887 débute presque comme un exposé sur la mémoire. Robert Lepage s'adresse au public du TNM pour les recommandations d'usage qui ne perturberont pas le spectacle, et jusqu'à l'emplacement des sorties de secours en cas de besoin... Mais très vite, ce qui pourrait ressembler à l'une de ces conférences que l'on peut voir et écouter sur Internet, se métamorphose en une narration et un génial solo théâtral, où la mise en scène et les décors déploient une ingéniosité de prestidigitateur comme seul Robert Lepage en est capable.

Je me souviens: dans cette autofiction québécoise située dans les année 60 et 70, Robert Lepage conte son enfance vécue dans l'un des huit appartements du 887 de l'avenue Murray avec toute sa famille, soit sept personnes - grand-mère paternelle comprise - partageant le même logement; ce qui obligeait son père, chauffeur de taxi de nuit, à travailler très fort et à dormir le jour.

Comme prétexte à ce récit de vie sur fond d'évènements politiques du Québec, le 40e anniversaire de la désormais légendaire nuit de la poésie du printemps 70 au cours de laquelle Michèle Lalonde déclama son fameux Speak White. Robert Lepage prétend avoir du mal à retenir par cœur, et non par tête, le poème qu'on lui a demandé de réciter devant le public. Et il part à la poursuite de sa mémoire déficiente et sélective dans son histoire personnelle, où sa mère séparatiste, au foyer, et son père bilingue, fédéraliste et humble, y sont peut-être pour quelque chose...

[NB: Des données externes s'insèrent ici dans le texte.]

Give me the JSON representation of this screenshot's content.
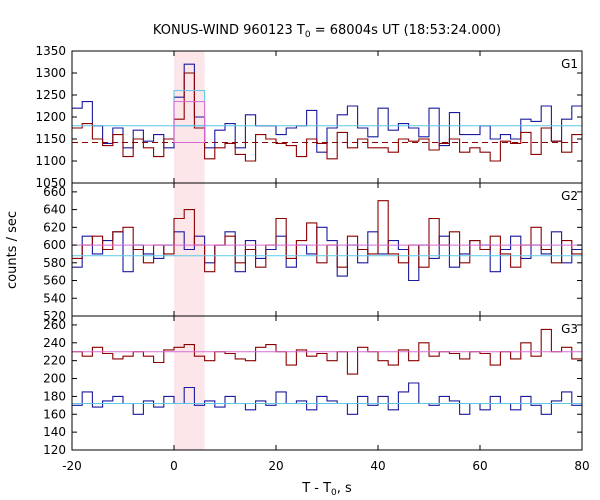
{
  "title": {
    "main": "KONUS-WIND 960123 T",
    "sub": "0",
    "tail": " = 68004s UT (18:53:24.000)"
  },
  "xlabel": {
    "main": "T - T",
    "sub": "0",
    "tail": ", s"
  },
  "ylabel": "counts / sec",
  "colors": {
    "red": "#8b0000",
    "blue": "#1a1a9e",
    "cyan": "#5bc8e8",
    "magenta": "#d86ad8",
    "shade": "#fde6ea"
  },
  "chart_data": {
    "type": "line",
    "x": {
      "lim": [
        -20,
        80
      ],
      "ticks": [
        -20,
        0,
        20,
        40,
        60,
        80
      ]
    },
    "bin_width": 2,
    "bin_starts": [
      -20,
      -18,
      -16,
      -14,
      -12,
      -10,
      -8,
      -6,
      -4,
      -2,
      0,
      2,
      4,
      6,
      8,
      10,
      12,
      14,
      16,
      18,
      20,
      22,
      24,
      26,
      28,
      30,
      32,
      34,
      36,
      38,
      40,
      42,
      44,
      46,
      48,
      50,
      52,
      54,
      56,
      58,
      60,
      62,
      64,
      66,
      68,
      70,
      72,
      74,
      76,
      78
    ],
    "shaded_interval": [
      0,
      6
    ],
    "panels": [
      {
        "label": "G1",
        "ylim": [
          1050,
          1350
        ],
        "yticks": [
          1050,
          1100,
          1150,
          1200,
          1250,
          1300,
          1350
        ],
        "series": [
          {
            "color": "blue",
            "values": [
              1220,
              1235,
              1180,
              1140,
              1175,
              1130,
              1170,
              1145,
              1160,
              1130,
              1245,
              1320,
              1200,
              1130,
              1170,
              1185,
              1130,
              1205,
              1180,
              1180,
              1160,
              1175,
              1180,
              1215,
              1120,
              1175,
              1205,
              1225,
              1175,
              1155,
              1220,
              1170,
              1185,
              1175,
              1155,
              1220,
              1135,
              1210,
              1160,
              1160,
              1180,
              1150,
              1160,
              1150,
              1195,
              1190,
              1225,
              1145,
              1195,
              1225
            ]
          },
          {
            "color": "red",
            "values": [
              1175,
              1185,
              1150,
              1135,
              1160,
              1110,
              1150,
              1130,
              1110,
              1150,
              1195,
              1300,
              1175,
              1105,
              1130,
              1140,
              1115,
              1100,
              1160,
              1150,
              1140,
              1135,
              1110,
              1150,
              1140,
              1105,
              1165,
              1130,
              1150,
              1130,
              1130,
              1120,
              1150,
              1145,
              1150,
              1125,
              1140,
              1150,
              1120,
              1130,
              1120,
              1100,
              1145,
              1140,
              1165,
              1115,
              1175,
              1145,
              1120,
              1160
            ]
          }
        ],
        "levels": [
          {
            "color": "cyan",
            "value": 1180,
            "dashed": false
          },
          {
            "color": "red",
            "value": 1142,
            "dashed": true
          }
        ],
        "highlight_boxes": [
          {
            "color": "cyan",
            "x": [
              0,
              6
            ],
            "y": [
              1180,
              1260
            ]
          },
          {
            "color": "magenta",
            "x": [
              0,
              6
            ],
            "y": [
              1142,
              1235
            ]
          }
        ]
      },
      {
        "label": "G2",
        "ylim": [
          520,
          670
        ],
        "yticks": [
          520,
          540,
          560,
          580,
          600,
          620,
          640,
          660
        ],
        "series": [
          {
            "color": "blue",
            "values": [
              575,
              610,
              590,
              605,
              615,
              570,
              600,
              590,
              585,
              600,
              615,
              595,
              610,
              580,
              600,
              615,
              570,
              605,
              585,
              595,
              610,
              575,
              600,
              590,
              620,
              605,
              565,
              600,
              580,
              615,
              590,
              605,
              595,
              560,
              600,
              585,
              610,
              575,
              590,
              605,
              600,
              570,
              595,
              610,
              585,
              600,
              590,
              615,
              580,
              595
            ]
          },
          {
            "color": "red",
            "values": [
              585,
              600,
              610,
              595,
              615,
              620,
              595,
              580,
              600,
              590,
              630,
              640,
              600,
              570,
              600,
              610,
              580,
              595,
              575,
              600,
              630,
              585,
              605,
              625,
              580,
              600,
              575,
              610,
              595,
              590,
              650,
              590,
              580,
              600,
              575,
              630,
              600,
              615,
              580,
              605,
              595,
              610,
              590,
              575,
              600,
              620,
              595,
              580,
              605,
              590
            ]
          }
        ],
        "levels": [
          {
            "color": "cyan",
            "value": 588,
            "dashed": false
          },
          {
            "color": "magenta",
            "value": 600,
            "dashed": false
          }
        ]
      },
      {
        "label": "G3",
        "ylim": [
          120,
          270
        ],
        "yticks": [
          120,
          140,
          160,
          180,
          200,
          220,
          240,
          260
        ],
        "series": [
          {
            "color": "red",
            "values": [
              230,
              225,
              235,
              228,
              222,
              225,
              230,
              225,
              218,
              232,
              235,
              238,
              225,
              220,
              230,
              228,
              222,
              220,
              235,
              238,
              230,
              215,
              232,
              225,
              228,
              220,
              230,
              205,
              235,
              230,
              220,
              215,
              232,
              220,
              240,
              225,
              230,
              228,
              222,
              230,
              228,
              215,
              230,
              222,
              240,
              225,
              255,
              230,
              235,
              222
            ]
          },
          {
            "color": "blue",
            "values": [
              170,
              185,
              168,
              175,
              180,
              172,
              160,
              175,
              168,
              180,
              172,
              190,
              170,
              175,
              168,
              180,
              172,
              165,
              175,
              170,
              185,
              172,
              175,
              165,
              180,
              175,
              172,
              160,
              180,
              170,
              180,
              165,
              185,
              195,
              172,
              170,
              180,
              175,
              160,
              172,
              165,
              180,
              172,
              165,
              180,
              170,
              160,
              175,
              185,
              170
            ]
          }
        ],
        "levels": [
          {
            "color": "cyan",
            "value": 172,
            "dashed": false
          },
          {
            "color": "magenta",
            "value": 230,
            "dashed": false
          }
        ]
      }
    ]
  }
}
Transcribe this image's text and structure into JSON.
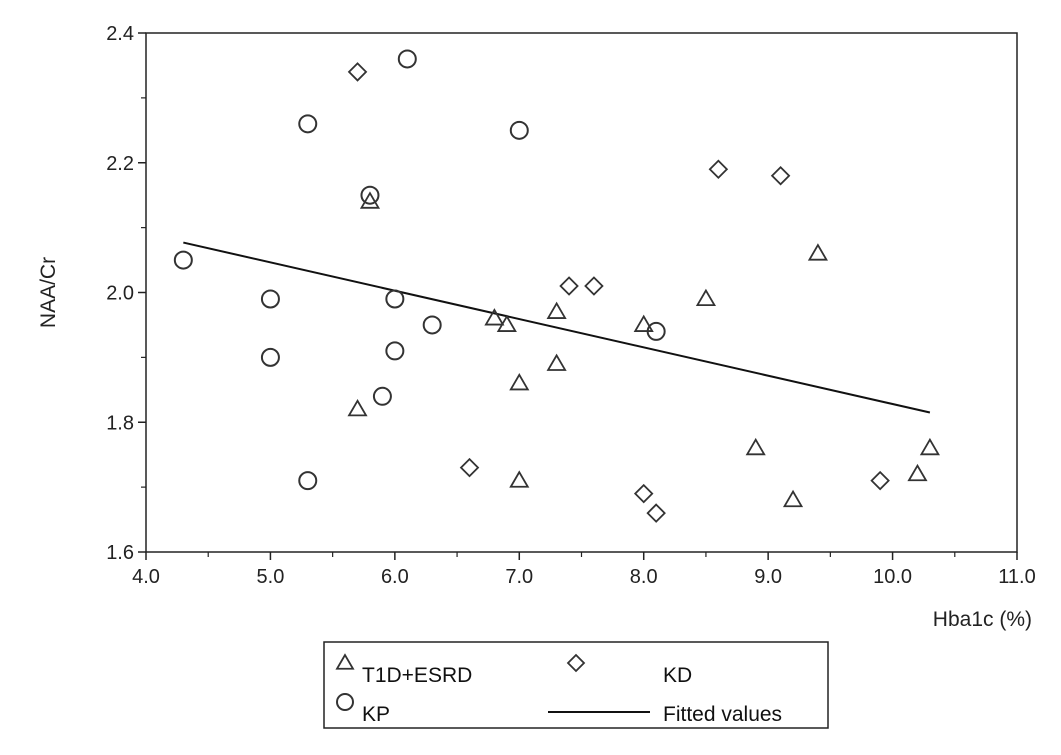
{
  "chart_data": {
    "type": "scatter",
    "xlabel": "Hba1c (%)",
    "ylabel": "NAA/Cr",
    "xlim": [
      4.0,
      11.0
    ],
    "ylim": [
      1.6,
      2.4
    ],
    "x_ticks": [
      "4.0",
      "5.0",
      "6.0",
      "7.0",
      "8.0",
      "9.0",
      "10.0",
      "11.0"
    ],
    "y_ticks": [
      "1.6",
      "1.8",
      "2.0",
      "2.2",
      "2.4"
    ],
    "grid": false,
    "legend_position": "bottom",
    "series": [
      {
        "name": "T1D+ESRD",
        "marker": "triangle",
        "color": "#333333",
        "points": [
          [
            5.7,
            1.82
          ],
          [
            5.8,
            2.14
          ],
          [
            6.8,
            1.96
          ],
          [
            6.9,
            1.95
          ],
          [
            7.0,
            1.86
          ],
          [
            7.0,
            1.71
          ],
          [
            7.3,
            1.97
          ],
          [
            7.3,
            1.89
          ],
          [
            8.0,
            1.95
          ],
          [
            8.5,
            1.99
          ],
          [
            8.9,
            1.76
          ],
          [
            9.2,
            1.68
          ],
          [
            9.4,
            2.06
          ],
          [
            10.2,
            1.72
          ],
          [
            10.3,
            1.76
          ]
        ]
      },
      {
        "name": "KD",
        "marker": "diamond",
        "color": "#333333",
        "points": [
          [
            5.7,
            2.34
          ],
          [
            6.6,
            1.73
          ],
          [
            7.4,
            2.01
          ],
          [
            7.6,
            2.01
          ],
          [
            8.0,
            1.69
          ],
          [
            8.1,
            1.66
          ],
          [
            8.6,
            2.19
          ],
          [
            9.1,
            2.18
          ],
          [
            9.9,
            1.71
          ]
        ]
      },
      {
        "name": "KP",
        "marker": "circle",
        "color": "#333333",
        "points": [
          [
            4.3,
            2.05
          ],
          [
            5.0,
            1.99
          ],
          [
            5.0,
            1.9
          ],
          [
            5.3,
            2.26
          ],
          [
            5.3,
            1.71
          ],
          [
            5.8,
            2.15
          ],
          [
            5.9,
            1.84
          ],
          [
            6.0,
            1.99
          ],
          [
            6.0,
            1.91
          ],
          [
            6.1,
            2.36
          ],
          [
            6.3,
            1.95
          ],
          [
            7.0,
            2.25
          ],
          [
            8.1,
            1.94
          ]
        ]
      },
      {
        "name": "Fitted values",
        "marker": "line",
        "color": "#111111",
        "points": [
          [
            4.3,
            2.077
          ],
          [
            10.3,
            1.815
          ]
        ]
      }
    ]
  }
}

Un peu comme Georges Perec dans La vie mode d'emploi, Robert Lepage reconstitue ses souvenirs grâce aux différents logements du 887 - son palais de la mémoire - qui devient l'occasion d'anecdotes croustillantes sur les différentes familles voisines, les étés chauds passés sur le balcon, le père qui rentre tard la nuit et repart pour encore une nouvelle course.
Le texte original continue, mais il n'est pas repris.